Skora has no idea what Arok would be worth retail. The robot has been featured in several children’s and adult reference books. He also was used to promote the 1977 science fiction film “Demon Seed,” in which a computer impregnates Julie Christie. Oh, yeah. Arok is old enough to buy beer, having been built in 1975.
Cassata said, “Our robot can actually follow people and hold a conversation,” chuckling at some of his experiences.
Similarly, Skora and his friend Dave Val like to take Arok to fast-food restaurants and send him inside to order food while they sit in the pickup truck outside. Arok’s humanlike hands rotate at the wrist and can grasp and hold items.
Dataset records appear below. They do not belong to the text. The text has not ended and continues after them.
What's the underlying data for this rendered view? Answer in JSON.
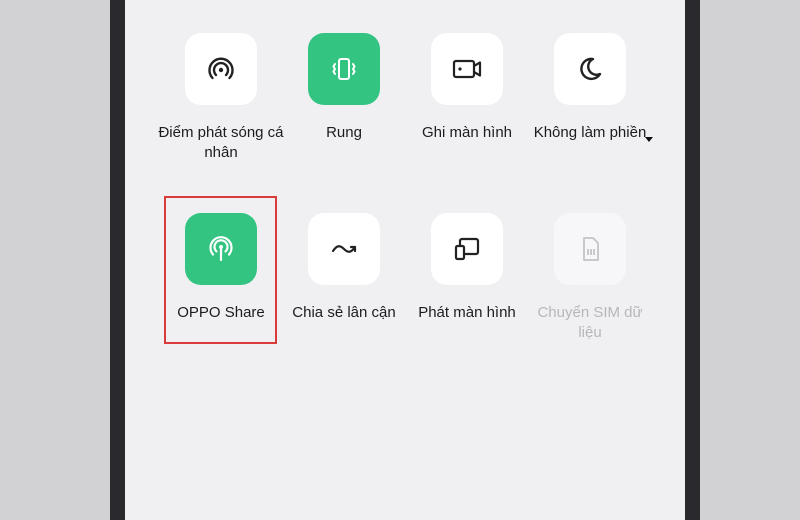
{
  "colors": {
    "active_tile": "#33c481",
    "tile": "#ffffff",
    "screen_bg": "#f0f0f3",
    "highlight_border": "#d93a3a"
  },
  "tiles": [
    {
      "label": "Điểm phát sóng cá nhân",
      "icon": "hotspot-icon",
      "state": "off"
    },
    {
      "label": "Rung",
      "icon": "vibrate-icon",
      "state": "on"
    },
    {
      "label": "Ghi màn hình",
      "icon": "screen-record-icon",
      "state": "off"
    },
    {
      "label": "Không làm phiền",
      "icon": "moon-icon",
      "state": "off"
    },
    {
      "label": "OPPO Share",
      "icon": "oppo-share-icon",
      "state": "on",
      "highlighted": true
    },
    {
      "label": "Chia sẻ lân cận",
      "icon": "nearby-share-icon",
      "state": "off"
    },
    {
      "label": "Phát màn hình",
      "icon": "screen-cast-icon",
      "state": "off"
    },
    {
      "label": "Chuyển SIM dữ liệu",
      "icon": "sim-card-icon",
      "state": "disabled"
    }
  ]
}
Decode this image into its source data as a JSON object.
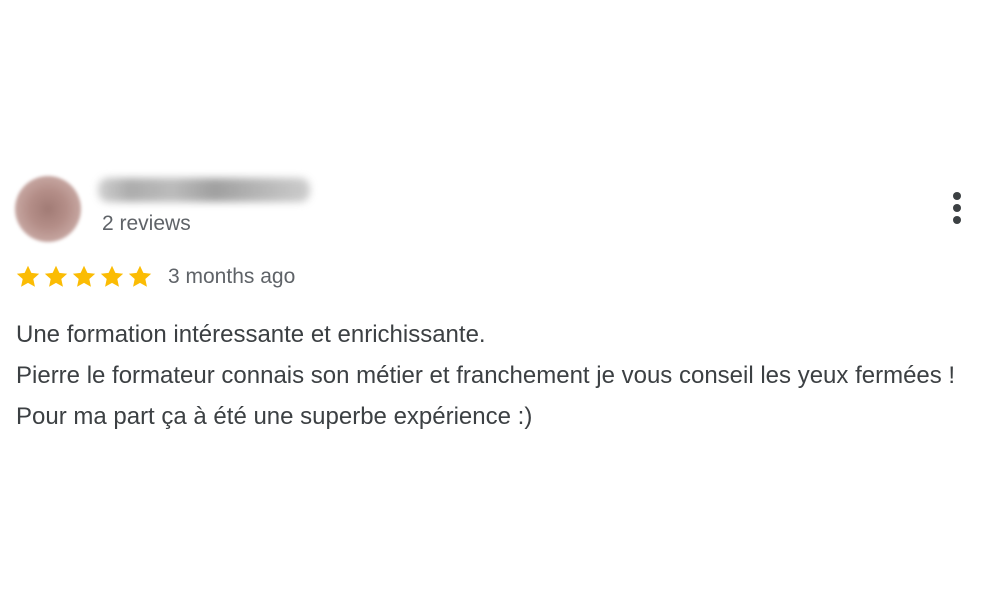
{
  "review": {
    "author": {
      "name": "",
      "name_blurred": true,
      "reviews_count": "2 reviews"
    },
    "rating": {
      "stars": 5,
      "max_stars": 5,
      "star_color": "#fbbc04"
    },
    "date": "3 months ago",
    "text_lines": [
      "Une formation intéressante et enrichissante.",
      "Pierre le formateur connais son métier et franchement je vous conseil les yeux fermées ! Pour ma part ça à été une superbe expérience :)"
    ],
    "menu_icon": "more-vert-icon"
  }
}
Said Val, “Some (fast food restaurant) clerks have a great sense of humor and catch on right away. They’ll ask Arok if he wants a beverage and the robot will say, `Yes. I’ll have a quart of 10W30 (motor oil).’ “
Val and Skora have been friends since they met four years ago when Val did the interior upholstery on the Ferrari. Val, who lives in Mokena, also leads a show band called Dave Val Rock Theatre for which Skora designs and builds electronic special effects. Skora also has designed and built electronic specialty items for others, among them an elevator and electronic pocket doors for the owner of the controversial Worth castle-in-the-making. He also dabbles a little in auto body repair and furniture design/construction. He’s currently repairing the Palos Park police department’s commercially made robot. Odd jobs, all. That is how Skora earns most of his money, Val said.
“I don’t stay with anything too long. I get bored easily,” Skora said. The man’s topsy-turvy garage/workshop is a monument to the absent-minded, easily bored professor. Last summer, when a local television crew was scheduled to film at Skora’s house, he was so busy building and designing and creating that he forgot to clean the house.
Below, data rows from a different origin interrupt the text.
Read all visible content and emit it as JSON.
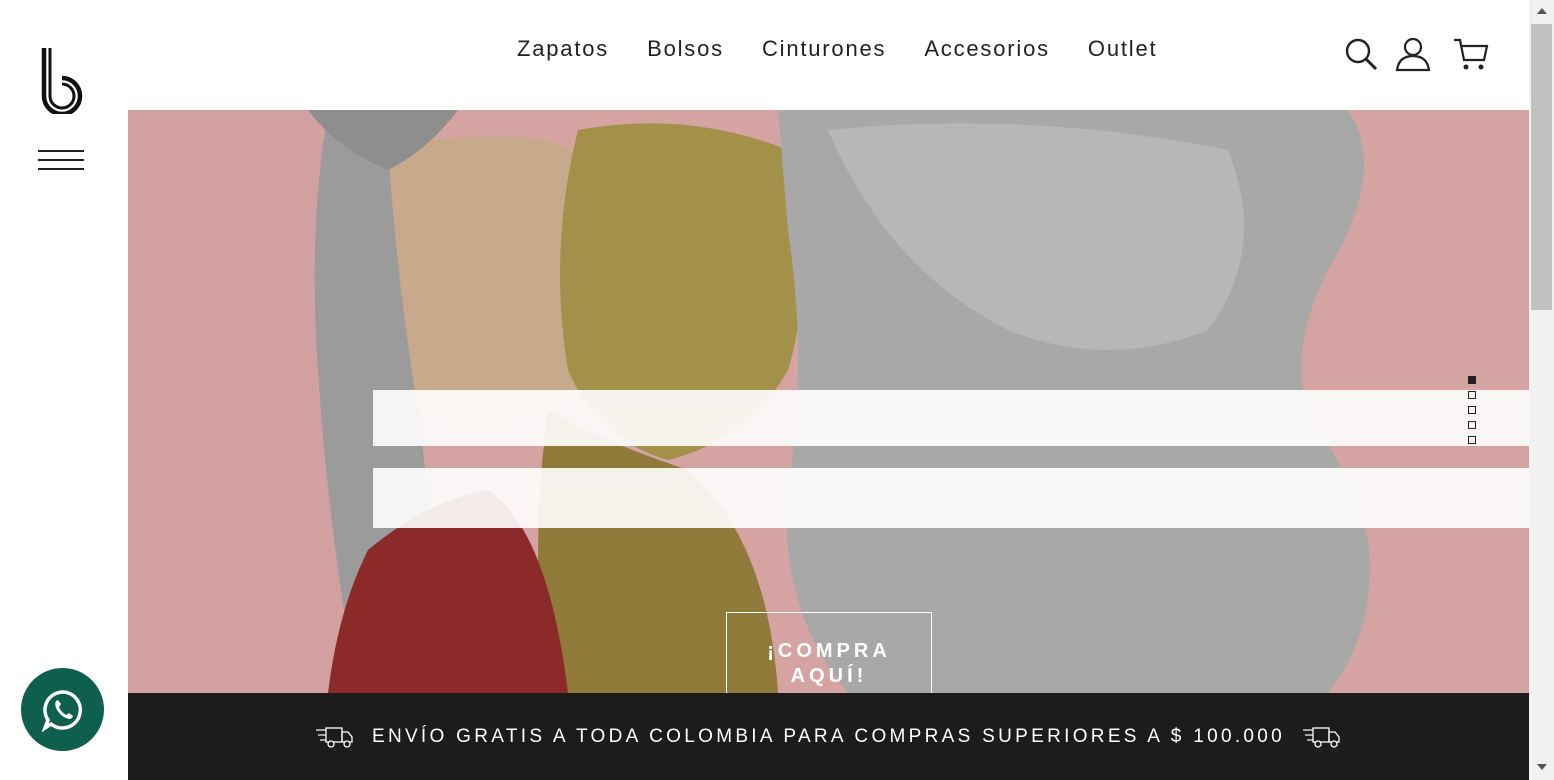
{
  "brand": {
    "logo": "b"
  },
  "nav": {
    "items": [
      "Zapatos",
      "Bolsos",
      "Cinturones",
      "Accesorios",
      "Outlet"
    ]
  },
  "header_icons": [
    "search-icon",
    "account-icon",
    "cart-icon"
  ],
  "hero": {
    "cta_line1": "¡COMPRA",
    "cta_line2": "AQUÍ!",
    "slides_total": 5,
    "active_slide": 1
  },
  "shipping_bar": {
    "text": "ENVÍO GRATIS A TODA COLOMBIA PARA COMPRAS SUPERIORES A $ 100.000"
  },
  "colors": {
    "dark": "#1c1c1c",
    "whatsapp": "#0f5f4f",
    "hero_bg": "#d8a4a4"
  }
}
Val and others worry that Skora is too easygoing, too good-natured. Friend Eunice Clymer of Hickory Hills said she has seen many very wealthy folks ask Skora to build something for them and fail to pay him. She, too, thinks he should be a millionaire by virtue of his inventions.
Skora discounts the importance of such things as patents. He said he has had some negative personal experiences with unscrupulous lawyers and so-called business partners who befriended and took advantage of the preoccupied young inventor. He denies any bitterness.
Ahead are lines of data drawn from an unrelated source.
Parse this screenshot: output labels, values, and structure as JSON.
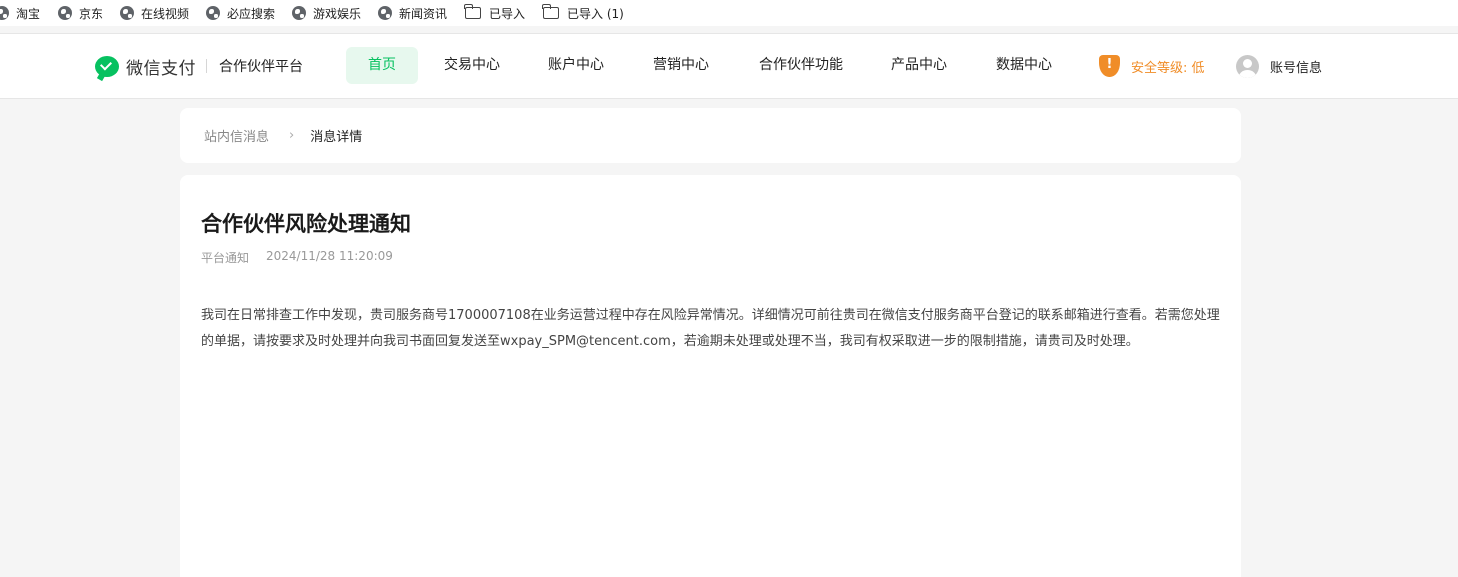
{
  "bookmarks": [
    {
      "label": "淘宝",
      "icon": "globe-icon"
    },
    {
      "label": "京东",
      "icon": "globe-icon"
    },
    {
      "label": "在线视频",
      "icon": "globe-icon"
    },
    {
      "label": "必应搜索",
      "icon": "globe-icon"
    },
    {
      "label": "游戏娱乐",
      "icon": "globe-icon"
    },
    {
      "label": "新闻资讯",
      "icon": "globe-icon"
    },
    {
      "label": "已导入",
      "icon": "folder-icon"
    },
    {
      "label": "已导入 (1)",
      "icon": "folder-icon"
    }
  ],
  "header": {
    "logo_text": "微信支付",
    "platform": "合作伙伴平台",
    "nav": [
      {
        "label": "首页",
        "active": true
      },
      {
        "label": "交易中心",
        "active": false
      },
      {
        "label": "账户中心",
        "active": false
      },
      {
        "label": "营销中心",
        "active": false
      },
      {
        "label": "合作伙伴功能",
        "active": false
      },
      {
        "label": "产品中心",
        "active": false
      },
      {
        "label": "数据中心",
        "active": false
      }
    ],
    "security": {
      "label": "安全等级: 低",
      "icon_glyph": "!",
      "color": "#f08d28"
    },
    "account": {
      "label": "账号信息"
    }
  },
  "breadcrumb": {
    "parent": "站内信消息",
    "separator": "›",
    "current": "消息详情"
  },
  "message": {
    "title": "合作伙伴风险处理通知",
    "category": "平台通知",
    "time": "2024/11/28 11:20:09",
    "body": "我司在日常排查工作中发现，贵司服务商号1700007108在业务运营过程中存在风险异常情况。详细情况可前往贵司在微信支付服务商平台登记的联系邮箱进行查看。若需您处理的单据，请按要求及时处理并向我司书面回复发送至wxpay_SPM@tencent.com，若逾期未处理或处理不当，我司有权采取进一步的限制措施，请贵司及时处理。"
  },
  "colors": {
    "brand_green": "#07c160",
    "active_nav_bg": "#e7f8ee",
    "warning_orange": "#f08d28",
    "page_bg": "#f5f5f5"
  }
}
“Aw. Things like that happen. I get along OK,” he said, shrugging off disappointment.
He is the son of a blacksmith who died when Skora was 10 years old. He has been married, and divorced, twice. Wife No. 2 left him, he said, because she would often come home from work and find he had moved the kitchen from one side of the house to the other.
“One day she came home and I had driven our car into the living room through a hole in the wall,” Skora recalled.
Of his family, Skora said they have differing opinions. “They think I’m crazy,” he said. “I know I’m crazy.”
Yes, if “Tonight Show” host/cool car collector Jay Leno does offer to buy Skora’s car for $150,000, he can be crazy all the way to the bank–until he gets his next idea.